Quels sont vos objectifs cette année ?
En 2026, notre objectif est d’accélérer notre développement en consolidant nos partenariats existants, tout en nouant de nouvelles collaborations. Au-delà d’une logique de référencement, notre volonté est avant tout de construire des partenariats durables, fondés sur la confiance et la création de valeur sur le long terme. Notre ambition est de convaincre les enseignes chez lesquelles nous ne sommes pas encore présents, à la fois par la pertinence de notre offre, mais aussi par une politique commerciale maîtrisée, stable et lisible dans le temps. Nous sommes convaincus que des relations construites sur le long terme permettent une meilleure anticipation des besoins, une exécution plus efficace en magasin et une meilleure valorisation des innovations auprès des consommateurs. Le positionnement de la marque Imou est très clair : offrir le meilleur rapport qualité/prix du marché, avec des produits simples à installer et à utiliser, proposés à des prix très compétitifs, sans compromis sur la qualité. Nous faisons d’ailleurs partie des rares acteurs du marché à proposer une garantie de trois ans sur l’ensemble de nos produits de sécurité connectée.

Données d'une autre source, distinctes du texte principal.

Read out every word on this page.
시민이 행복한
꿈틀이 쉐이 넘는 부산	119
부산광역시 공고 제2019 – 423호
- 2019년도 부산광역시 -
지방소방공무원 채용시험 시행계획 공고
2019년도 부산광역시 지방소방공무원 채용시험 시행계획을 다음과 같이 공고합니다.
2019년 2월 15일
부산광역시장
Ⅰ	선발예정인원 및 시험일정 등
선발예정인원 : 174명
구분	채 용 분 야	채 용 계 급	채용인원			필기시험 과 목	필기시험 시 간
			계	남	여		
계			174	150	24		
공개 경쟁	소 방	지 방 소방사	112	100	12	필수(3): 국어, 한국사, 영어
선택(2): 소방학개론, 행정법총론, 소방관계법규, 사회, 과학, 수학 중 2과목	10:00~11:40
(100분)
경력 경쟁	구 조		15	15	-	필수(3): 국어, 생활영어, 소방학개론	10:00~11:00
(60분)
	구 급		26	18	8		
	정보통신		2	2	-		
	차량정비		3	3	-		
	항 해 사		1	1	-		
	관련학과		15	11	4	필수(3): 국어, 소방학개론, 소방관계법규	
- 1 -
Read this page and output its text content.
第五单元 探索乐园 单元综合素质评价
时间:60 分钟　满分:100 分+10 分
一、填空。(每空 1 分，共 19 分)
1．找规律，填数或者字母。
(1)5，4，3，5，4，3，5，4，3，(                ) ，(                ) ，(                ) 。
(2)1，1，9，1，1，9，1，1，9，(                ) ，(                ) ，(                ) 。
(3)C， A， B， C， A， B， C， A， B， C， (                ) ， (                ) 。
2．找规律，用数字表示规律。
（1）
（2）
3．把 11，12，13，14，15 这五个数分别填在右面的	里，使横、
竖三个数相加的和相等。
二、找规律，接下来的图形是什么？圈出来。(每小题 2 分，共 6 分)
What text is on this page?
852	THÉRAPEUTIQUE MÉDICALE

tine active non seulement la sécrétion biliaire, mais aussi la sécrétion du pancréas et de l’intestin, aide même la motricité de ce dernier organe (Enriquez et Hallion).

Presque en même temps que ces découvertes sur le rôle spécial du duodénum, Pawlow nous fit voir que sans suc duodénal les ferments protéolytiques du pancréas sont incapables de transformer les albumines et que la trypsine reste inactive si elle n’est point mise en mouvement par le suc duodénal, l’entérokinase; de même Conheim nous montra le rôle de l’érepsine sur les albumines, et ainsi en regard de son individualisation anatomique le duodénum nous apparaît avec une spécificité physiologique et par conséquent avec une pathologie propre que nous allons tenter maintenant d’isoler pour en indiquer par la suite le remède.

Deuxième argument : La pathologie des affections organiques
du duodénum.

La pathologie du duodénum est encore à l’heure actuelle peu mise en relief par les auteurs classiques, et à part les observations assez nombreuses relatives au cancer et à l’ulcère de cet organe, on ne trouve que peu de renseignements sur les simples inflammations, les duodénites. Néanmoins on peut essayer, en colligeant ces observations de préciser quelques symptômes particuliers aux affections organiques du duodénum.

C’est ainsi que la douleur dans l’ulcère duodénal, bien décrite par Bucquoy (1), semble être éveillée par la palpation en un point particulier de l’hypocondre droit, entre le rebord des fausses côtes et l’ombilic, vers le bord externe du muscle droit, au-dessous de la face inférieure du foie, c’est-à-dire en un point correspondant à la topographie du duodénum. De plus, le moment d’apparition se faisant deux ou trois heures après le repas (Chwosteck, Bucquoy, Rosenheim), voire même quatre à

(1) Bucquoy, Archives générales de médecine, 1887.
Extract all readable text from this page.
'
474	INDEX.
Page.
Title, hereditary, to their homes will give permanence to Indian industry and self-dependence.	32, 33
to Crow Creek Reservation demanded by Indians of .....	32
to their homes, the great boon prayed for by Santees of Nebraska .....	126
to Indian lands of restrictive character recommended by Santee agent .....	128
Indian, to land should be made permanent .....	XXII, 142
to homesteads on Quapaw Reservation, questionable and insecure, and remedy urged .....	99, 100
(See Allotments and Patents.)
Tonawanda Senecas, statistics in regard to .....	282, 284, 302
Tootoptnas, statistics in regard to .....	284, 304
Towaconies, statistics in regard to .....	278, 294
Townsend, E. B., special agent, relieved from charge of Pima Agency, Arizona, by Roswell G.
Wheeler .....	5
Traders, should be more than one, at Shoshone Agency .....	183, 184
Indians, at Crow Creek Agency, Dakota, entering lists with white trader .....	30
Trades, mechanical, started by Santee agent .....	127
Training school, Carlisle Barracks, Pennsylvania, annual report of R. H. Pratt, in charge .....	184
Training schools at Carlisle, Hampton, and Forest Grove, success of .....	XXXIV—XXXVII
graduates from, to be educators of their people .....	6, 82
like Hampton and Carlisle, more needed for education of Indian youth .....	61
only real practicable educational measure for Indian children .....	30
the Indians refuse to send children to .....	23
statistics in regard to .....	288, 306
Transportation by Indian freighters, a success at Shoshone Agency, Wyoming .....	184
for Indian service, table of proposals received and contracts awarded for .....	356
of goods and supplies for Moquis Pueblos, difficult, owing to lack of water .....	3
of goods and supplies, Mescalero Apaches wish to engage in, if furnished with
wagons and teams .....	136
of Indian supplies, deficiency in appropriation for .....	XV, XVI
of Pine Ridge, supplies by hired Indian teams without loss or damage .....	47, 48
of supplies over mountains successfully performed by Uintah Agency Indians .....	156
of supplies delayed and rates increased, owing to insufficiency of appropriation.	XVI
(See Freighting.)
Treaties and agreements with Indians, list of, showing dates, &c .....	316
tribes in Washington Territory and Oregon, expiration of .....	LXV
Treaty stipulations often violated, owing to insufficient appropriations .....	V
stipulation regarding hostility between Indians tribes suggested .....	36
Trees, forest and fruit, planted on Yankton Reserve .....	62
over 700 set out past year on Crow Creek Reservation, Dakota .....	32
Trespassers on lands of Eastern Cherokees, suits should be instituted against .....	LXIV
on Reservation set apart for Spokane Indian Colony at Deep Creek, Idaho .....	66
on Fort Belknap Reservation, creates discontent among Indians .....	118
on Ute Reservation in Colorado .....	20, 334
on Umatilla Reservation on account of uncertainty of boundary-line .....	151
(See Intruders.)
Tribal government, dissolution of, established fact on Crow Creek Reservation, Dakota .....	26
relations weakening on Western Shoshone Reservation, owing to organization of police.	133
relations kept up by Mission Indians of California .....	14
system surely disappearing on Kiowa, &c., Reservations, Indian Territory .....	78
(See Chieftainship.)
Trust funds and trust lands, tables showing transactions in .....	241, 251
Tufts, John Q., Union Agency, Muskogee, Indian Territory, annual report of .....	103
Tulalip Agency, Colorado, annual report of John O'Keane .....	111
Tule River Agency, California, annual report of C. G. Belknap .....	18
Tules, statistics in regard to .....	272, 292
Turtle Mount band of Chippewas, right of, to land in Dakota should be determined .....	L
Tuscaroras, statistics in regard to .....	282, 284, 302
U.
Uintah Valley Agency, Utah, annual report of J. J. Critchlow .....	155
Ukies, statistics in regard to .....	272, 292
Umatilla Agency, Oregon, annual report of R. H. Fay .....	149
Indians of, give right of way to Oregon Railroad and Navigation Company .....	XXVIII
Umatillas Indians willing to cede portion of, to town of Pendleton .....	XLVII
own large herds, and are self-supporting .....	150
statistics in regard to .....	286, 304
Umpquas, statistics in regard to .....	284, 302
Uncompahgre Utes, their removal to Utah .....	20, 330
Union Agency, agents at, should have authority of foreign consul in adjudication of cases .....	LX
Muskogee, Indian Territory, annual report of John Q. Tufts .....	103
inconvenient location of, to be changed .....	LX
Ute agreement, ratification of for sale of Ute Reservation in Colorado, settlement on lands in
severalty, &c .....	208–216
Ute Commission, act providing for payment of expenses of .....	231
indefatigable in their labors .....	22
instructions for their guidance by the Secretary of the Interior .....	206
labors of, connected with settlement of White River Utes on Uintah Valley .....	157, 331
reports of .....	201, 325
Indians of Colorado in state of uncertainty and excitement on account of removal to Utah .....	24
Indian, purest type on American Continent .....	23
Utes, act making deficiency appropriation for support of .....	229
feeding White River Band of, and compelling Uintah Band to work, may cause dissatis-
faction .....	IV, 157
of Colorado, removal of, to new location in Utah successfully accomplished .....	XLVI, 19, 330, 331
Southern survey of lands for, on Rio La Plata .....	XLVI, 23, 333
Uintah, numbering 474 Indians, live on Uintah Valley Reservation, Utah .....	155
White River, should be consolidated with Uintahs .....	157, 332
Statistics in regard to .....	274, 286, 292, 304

Pour accompagner cette dynamique et soutenir la croissance d’Imou en France comme à l’international, plusieurs recrutements sont en cours.
En parallèle, nous souhaitons nous positionner sur le marché BtoB, dont le potentiel est considérable. Nous préparons le lancement d’une gamme complète de caméras PoE (Power over Ethernet). Cette architecture est particulièrement adaptée aux installations critiques, comme les banques ou les entrepôts. Notre cible prioritaire sera les grossistes spécialisés qui s’adressent directement aux installateurs professionnels.